Retrieving past versions

To cancel your latest commit (revert to the previous version), run the following command:

git revert HEAD

This command creates a new commit that reverts the changes made in the last version. If you want to retrieve a version from weeks or months ago, start by using git log to find the SHA of the version you want to retrieve. To reset your entire project to this version run the following commands:

git checkout SHA_of_the_version

If you want the old version of a single file and not the previous version of the entire project, you can do so by using the following command:

git checkout SHA_of_the_version -- your_file_name

Good practice

Commits should be ‘atomic’, meaning, they should do one simple thing and they should do it completely, for example, adding a new function or renaming a variable. If a lot of different changes to your project are all committed together, it can be hard to troubleshoot if any error appears in that version and undoing the whole commit may throw away valid and useful work.

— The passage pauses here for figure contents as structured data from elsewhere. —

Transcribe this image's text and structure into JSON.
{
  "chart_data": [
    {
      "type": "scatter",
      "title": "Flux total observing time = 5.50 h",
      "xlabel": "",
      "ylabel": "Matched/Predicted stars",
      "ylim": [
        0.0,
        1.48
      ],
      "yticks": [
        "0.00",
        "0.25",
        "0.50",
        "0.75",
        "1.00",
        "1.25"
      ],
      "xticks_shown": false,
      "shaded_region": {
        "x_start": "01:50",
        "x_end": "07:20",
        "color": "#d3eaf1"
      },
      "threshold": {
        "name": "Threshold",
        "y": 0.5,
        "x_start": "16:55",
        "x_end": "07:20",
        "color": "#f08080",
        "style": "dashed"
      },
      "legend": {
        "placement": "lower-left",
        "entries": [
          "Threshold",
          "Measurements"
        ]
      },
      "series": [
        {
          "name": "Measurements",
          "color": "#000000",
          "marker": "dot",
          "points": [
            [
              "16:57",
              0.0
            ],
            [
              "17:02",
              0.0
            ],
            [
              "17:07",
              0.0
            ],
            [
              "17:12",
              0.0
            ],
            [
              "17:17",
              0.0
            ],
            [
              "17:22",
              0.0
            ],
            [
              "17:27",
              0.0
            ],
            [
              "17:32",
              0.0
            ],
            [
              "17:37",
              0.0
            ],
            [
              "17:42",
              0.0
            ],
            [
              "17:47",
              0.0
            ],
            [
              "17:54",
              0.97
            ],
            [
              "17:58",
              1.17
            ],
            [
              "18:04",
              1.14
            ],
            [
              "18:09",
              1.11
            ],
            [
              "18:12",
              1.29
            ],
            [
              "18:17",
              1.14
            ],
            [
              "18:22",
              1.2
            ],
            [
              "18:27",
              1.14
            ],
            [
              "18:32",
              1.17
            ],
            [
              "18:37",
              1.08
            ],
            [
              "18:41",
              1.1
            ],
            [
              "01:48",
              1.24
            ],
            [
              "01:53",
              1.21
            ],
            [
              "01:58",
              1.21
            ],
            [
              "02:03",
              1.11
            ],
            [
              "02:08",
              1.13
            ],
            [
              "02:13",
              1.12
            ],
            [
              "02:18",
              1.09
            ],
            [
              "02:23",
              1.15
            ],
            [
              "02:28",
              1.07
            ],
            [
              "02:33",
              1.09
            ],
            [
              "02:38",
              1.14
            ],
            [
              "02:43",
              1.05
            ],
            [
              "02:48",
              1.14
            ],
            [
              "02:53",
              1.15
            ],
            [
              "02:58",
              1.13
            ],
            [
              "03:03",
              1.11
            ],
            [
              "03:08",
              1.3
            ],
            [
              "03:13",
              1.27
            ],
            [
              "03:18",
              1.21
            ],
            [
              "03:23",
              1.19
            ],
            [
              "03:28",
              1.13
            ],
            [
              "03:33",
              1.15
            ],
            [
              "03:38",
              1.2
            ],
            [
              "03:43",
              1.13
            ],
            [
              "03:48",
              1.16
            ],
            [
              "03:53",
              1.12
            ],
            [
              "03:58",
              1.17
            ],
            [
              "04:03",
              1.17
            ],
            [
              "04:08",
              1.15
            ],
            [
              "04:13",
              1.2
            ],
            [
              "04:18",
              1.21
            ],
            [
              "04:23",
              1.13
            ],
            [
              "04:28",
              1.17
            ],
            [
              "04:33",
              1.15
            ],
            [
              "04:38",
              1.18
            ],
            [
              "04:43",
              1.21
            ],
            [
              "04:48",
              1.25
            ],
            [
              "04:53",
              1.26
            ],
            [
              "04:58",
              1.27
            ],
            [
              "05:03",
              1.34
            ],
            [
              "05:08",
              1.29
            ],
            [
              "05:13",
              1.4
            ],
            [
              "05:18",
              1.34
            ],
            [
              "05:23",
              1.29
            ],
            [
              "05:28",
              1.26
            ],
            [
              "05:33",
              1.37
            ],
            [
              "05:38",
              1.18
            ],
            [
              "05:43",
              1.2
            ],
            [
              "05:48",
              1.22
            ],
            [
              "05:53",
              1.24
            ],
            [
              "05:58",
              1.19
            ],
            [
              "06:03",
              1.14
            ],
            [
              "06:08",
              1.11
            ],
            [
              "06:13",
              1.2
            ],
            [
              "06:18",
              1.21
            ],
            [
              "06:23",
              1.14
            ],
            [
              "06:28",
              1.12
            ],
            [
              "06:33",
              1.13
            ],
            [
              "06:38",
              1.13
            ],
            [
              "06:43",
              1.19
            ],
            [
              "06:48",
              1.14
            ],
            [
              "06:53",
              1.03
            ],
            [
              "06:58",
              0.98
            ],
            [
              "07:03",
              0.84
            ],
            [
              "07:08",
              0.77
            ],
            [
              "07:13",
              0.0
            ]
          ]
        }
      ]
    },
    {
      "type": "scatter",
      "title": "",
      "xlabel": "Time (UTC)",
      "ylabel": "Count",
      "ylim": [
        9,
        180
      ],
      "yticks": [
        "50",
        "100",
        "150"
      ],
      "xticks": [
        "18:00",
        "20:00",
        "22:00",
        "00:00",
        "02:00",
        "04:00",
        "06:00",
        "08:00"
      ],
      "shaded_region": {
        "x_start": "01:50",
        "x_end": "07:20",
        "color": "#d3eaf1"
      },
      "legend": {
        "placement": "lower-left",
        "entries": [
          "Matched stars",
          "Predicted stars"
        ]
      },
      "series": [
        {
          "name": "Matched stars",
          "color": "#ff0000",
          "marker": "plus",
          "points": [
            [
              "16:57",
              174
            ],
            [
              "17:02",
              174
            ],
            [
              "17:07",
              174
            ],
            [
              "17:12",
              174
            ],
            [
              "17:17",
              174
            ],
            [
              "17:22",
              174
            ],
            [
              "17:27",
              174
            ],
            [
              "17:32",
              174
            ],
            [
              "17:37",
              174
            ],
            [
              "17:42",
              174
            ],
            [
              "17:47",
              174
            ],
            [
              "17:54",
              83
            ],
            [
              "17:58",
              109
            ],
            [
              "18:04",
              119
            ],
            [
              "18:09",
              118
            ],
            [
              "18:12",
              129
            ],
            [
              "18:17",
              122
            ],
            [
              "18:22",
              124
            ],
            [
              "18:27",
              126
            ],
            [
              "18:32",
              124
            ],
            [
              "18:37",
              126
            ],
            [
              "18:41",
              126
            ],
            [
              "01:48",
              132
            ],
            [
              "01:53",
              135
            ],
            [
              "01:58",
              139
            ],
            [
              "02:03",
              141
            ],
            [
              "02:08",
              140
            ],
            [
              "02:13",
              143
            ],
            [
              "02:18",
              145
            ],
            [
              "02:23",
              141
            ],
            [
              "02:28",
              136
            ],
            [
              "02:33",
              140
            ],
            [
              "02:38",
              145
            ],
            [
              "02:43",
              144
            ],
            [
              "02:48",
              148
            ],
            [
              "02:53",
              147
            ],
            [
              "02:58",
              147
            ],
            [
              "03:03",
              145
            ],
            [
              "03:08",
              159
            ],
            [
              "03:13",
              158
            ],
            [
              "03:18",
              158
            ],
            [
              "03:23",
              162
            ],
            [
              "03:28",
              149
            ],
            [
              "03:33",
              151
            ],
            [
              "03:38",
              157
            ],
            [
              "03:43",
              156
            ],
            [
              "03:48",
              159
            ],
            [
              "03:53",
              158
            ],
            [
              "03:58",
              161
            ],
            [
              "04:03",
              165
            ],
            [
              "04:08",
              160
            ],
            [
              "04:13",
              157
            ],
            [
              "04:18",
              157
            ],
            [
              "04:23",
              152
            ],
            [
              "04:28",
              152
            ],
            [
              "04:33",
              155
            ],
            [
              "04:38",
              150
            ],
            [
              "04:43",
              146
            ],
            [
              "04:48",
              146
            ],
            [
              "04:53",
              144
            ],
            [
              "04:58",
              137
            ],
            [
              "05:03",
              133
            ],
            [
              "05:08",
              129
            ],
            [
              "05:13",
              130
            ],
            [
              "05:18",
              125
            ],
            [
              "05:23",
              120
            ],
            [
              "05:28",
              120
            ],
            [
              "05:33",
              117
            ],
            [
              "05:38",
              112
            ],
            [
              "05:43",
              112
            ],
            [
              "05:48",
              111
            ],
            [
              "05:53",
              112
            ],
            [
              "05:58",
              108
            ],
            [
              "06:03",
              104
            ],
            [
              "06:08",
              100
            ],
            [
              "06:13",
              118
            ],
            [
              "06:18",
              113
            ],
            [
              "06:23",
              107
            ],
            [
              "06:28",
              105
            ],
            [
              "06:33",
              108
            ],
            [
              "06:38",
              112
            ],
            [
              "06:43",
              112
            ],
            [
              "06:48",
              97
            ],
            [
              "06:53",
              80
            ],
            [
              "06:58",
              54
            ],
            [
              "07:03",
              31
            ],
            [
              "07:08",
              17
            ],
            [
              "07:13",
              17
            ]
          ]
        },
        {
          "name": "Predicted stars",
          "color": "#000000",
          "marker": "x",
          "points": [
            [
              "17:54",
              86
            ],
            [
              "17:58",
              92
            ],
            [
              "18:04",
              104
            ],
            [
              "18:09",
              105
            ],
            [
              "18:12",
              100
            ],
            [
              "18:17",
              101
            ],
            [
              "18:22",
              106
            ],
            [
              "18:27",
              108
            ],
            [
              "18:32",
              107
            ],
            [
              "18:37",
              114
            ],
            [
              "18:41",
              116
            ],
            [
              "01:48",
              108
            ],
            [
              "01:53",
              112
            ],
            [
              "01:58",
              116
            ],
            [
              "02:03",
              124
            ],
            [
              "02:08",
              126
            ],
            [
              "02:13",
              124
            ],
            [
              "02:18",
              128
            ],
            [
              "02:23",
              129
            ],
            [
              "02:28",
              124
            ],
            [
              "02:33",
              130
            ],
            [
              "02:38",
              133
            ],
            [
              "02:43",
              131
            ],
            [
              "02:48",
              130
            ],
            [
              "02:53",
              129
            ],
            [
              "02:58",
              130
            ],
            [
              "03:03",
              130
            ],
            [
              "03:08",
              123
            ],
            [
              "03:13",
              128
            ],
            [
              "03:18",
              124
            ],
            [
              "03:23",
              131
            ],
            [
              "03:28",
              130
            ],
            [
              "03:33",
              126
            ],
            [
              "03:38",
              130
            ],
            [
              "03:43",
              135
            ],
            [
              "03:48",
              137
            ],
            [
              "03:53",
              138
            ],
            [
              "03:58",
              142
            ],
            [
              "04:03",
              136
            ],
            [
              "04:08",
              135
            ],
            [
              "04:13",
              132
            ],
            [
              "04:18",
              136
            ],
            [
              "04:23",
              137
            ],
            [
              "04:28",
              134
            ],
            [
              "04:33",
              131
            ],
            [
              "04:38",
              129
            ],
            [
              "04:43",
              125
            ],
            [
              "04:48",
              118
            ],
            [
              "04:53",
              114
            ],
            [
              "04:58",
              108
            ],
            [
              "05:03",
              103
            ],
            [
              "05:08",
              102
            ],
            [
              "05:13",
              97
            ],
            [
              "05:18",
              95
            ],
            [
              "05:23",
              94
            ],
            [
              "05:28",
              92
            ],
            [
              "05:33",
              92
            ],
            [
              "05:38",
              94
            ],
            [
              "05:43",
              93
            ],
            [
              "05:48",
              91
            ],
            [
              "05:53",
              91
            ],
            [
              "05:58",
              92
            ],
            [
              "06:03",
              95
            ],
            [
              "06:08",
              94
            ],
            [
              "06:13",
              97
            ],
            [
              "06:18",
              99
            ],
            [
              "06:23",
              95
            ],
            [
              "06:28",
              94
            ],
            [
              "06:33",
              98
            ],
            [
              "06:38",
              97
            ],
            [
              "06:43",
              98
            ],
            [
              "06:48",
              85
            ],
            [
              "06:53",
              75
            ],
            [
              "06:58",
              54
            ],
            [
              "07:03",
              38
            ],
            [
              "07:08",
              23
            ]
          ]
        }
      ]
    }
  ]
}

It is good practice to specify the files to be committed, that is, adding files to the staging area by name (git add your_file_name) rather than adding everything (git add .). This prevents you from unintentionally bundling different changes together, for example, if you have made a change to file A while primarily working on file B you may have forgotten this when you go to commit, and with git add . file A would be brought along for the ride. If there are several unrelated changes that should not be added together in a single file, git add -p your_file_name will let you interactively chose which changes to add. That said, you do not necessarily need to do per-file commits when working on multiple files but for one single problem. For example, if we add a figure to this chapter here, let’s choose something to catch the attention of someone skimming through:

flipped_taj_mahal

then when I do this two files are changed:

  1. The figure file has been added in the project repository.

  2. Then, I have added a line in this file that references to this figure so it is displayed.

So two files are affected, but “Add figure to version control chapter” is a single, atomic unit of work, so only one commit is necessary.

Finally, do not commit anything that is regenerated from other files, such as a script, committed in a version (unless it is something that would take hours to regenerate). Generated files just clutter up your repository and may contain features such as timestamps that can cause annoying file conflicts (see below). You can instruct Git to ignore certain files by creating a file called .Gitignore and including names of the file that you don’t need to store in your Git repository. For example, configuration files should be ignored that might change from environment to environment.

Comparing versions

At some point, it is likely you will need/want to compare versions of a project, for example, to see what version was used to generate a certain result.

To address this issue, use the diff function, that takes two input data sets and outputs the changes between them.

The Git diff is a multi-use function that runs on Git data sources such as commits, branches, files and more. By default git diff will show you any uncommitted changes since the last commit. If you want to compare two specific things the syntax is:

git diff thing_a thing_b

For example, if you want to compare how a file has changed between two commits use git log to get the SHAs of those commits and run:

git diff SHA_a:your_file_name SHA_b:your_file_name

Or if you wanted to compare two branches it would be:

git diff branch_name other_branch_name

Good practice

With a little familiarity, git diff becomes an extremely powerful tool you can use to track what files have changed and exactly what those changes are. This is extremely valuable for unpicking bugs and comparing work done by different people. Be careful to understand what exactly is being compared and where possible only compare the relevant files for what you are interested in to avoid large amounts of extraneous information.